Ontario’s teachers have not yet written year-end report cards for their students, but Paloma del Castillo already knows what hers will look like.
The Grade 11 student said her marks were all but pre-determined in mid-March when schools across the province shut down in response to the COVID-19 pandemic. The Ministry of Education then informed teachers that no student’s marks could decline from levels attained at the time the closures took effect.
Del Castillo, 16, said her teachers will therefore be basing her end-of-semester grades on three months of fragmented online learning and just six weeks of in-person instruction. Those classes, she said, were themselves disrupted by a series of rotating, one-day teacher strikes that took place across the province during labour negotiations between the government and Ontario’s education workers.

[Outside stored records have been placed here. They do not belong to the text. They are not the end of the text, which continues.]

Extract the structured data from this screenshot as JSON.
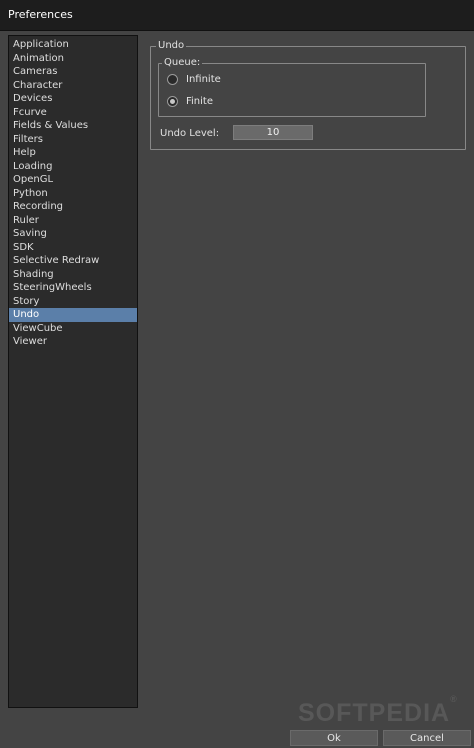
{
  "window": {
    "title": "Preferences"
  },
  "sidebar": {
    "items": [
      {
        "label": "Application"
      },
      {
        "label": "Animation"
      },
      {
        "label": "Cameras"
      },
      {
        "label": "Character"
      },
      {
        "label": "Devices"
      },
      {
        "label": "Fcurve"
      },
      {
        "label": "Fields & Values"
      },
      {
        "label": "Filters"
      },
      {
        "label": "Help"
      },
      {
        "label": "Loading"
      },
      {
        "label": "OpenGL"
      },
      {
        "label": "Python"
      },
      {
        "label": "Recording"
      },
      {
        "label": "Ruler"
      },
      {
        "label": "Saving"
      },
      {
        "label": "SDK"
      },
      {
        "label": "Selective Redraw"
      },
      {
        "label": "Shading"
      },
      {
        "label": "SteeringWheels"
      },
      {
        "label": "Story"
      },
      {
        "label": "Undo"
      },
      {
        "label": "ViewCube"
      },
      {
        "label": "Viewer"
      }
    ],
    "selected": "Undo"
  },
  "undo": {
    "group_title": "Undo",
    "queue": {
      "title": "Queue:",
      "options": [
        "Infinite",
        "Finite"
      ],
      "selected": "Finite"
    },
    "level_label": "Undo Level:",
    "level_value": "10"
  },
  "watermark": {
    "text": "SOFTPEDIA",
    "mark": "®"
  },
  "buttons": {
    "ok": "Ok",
    "cancel": "Cancel"
  },
  "colors": {
    "selection": "#5b7fa9",
    "background": "#444444",
    "titlebar": "#1d1d1d"
  }
}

The pending report card lacks any real meaning, del Castillo said, noting it won’t give students a realistic assessment of their recent academic progress – or their ability to take on more advanced material next year.
“It’s definitely harder from home to really understand the material and to be able to apply it just from learning in your bedroom,” del Castillo said. “That’s concerning for me, because those are classes that I actually want to retain information from so that I can use them in the future.”
Teachers and parents share del Castillo’s concerns, questioning the ultimate value of report cards in such an unusual school year.
They said the labour disruptions, which eventually resulted in nearly weekly class cancellations in the early months of 2020, had already created an atypical learning environment.
But the pandemic-related shutdowns that forced students and teachers alike to abruptly shift to online learning, they said, represent the greatest challenge as report card season gets underway.
Albert Fong, a high school science teacher in Mississauga, Ont., said there’s a “clear disparity” between the student experience before and after classes went online.
Laboratory work is all but impossible, he said, though he noted creative home-based projects have helped fill the gap in some courses.
Fong said that while some students continue producing excellent work, the quality of the educational experience can’t be compared – and report cards, he said, can’t help but reflect that reality.
“I taught the same courses for the first semester and the second semester, and in no way are they even remotely the same,” he said. “The authenticity of the evaluation is what I believe most high school teachers are apprehensive about.”
The Ministry of Education, when asked for comment, referred to a May 27 memo to education directors offering general guidance on reporting and assessment. The memo confirmed that marks cannot be lowered from where they stood on March 13.
Wendy Burch Jones, a Toronto-based mother of two elementary-aged boys – and a teacher herself – said she appreciates the province’s recognition of the extraordinary times. However, she said the radical shift in the approach to learning will make true assessment difficult for even the most well-meaning instructor.
Most elementary school evaluations are based heavily on observation and interaction, she said, which are much more difficult in a virtual classroom. A teacher’s end-of-term reports, she argued, will be based on the sort of data sample that would never pass muster under normal circumstances.
“I would never expect, as a parent, to get a comprehensive report card in the first week of October,” she said. “But effectively, that’s what’s being asked of teachers.”
The online learning environment is also a concern for Andrew Campbell, an elementary school teacher in Brantford, Ont.
Campbell said students and teachers in remote and rural areas are largely shut out of e-learning, due in part to sporadic internet access in those communities.
He said some students have been unable to complete work at all, while teachers in remote areas have been known to sit in school parking lots in hopes of conducting lessons on more stable Wi-Fi networks.
Campbell said this year’s challenges have reinforced his fundamental questions about the value of report cards, which he described as an outdated reporting tool that only offers feedback once it’s too late to take any action.
He said he hopes this unusual school year will prompt a re-examination of how teachers communicate with students and their families.
“I hope we’re moving towards an assessment system where students and families are getting information ongoing, all the time and report cards … confirm what they already know,” he said.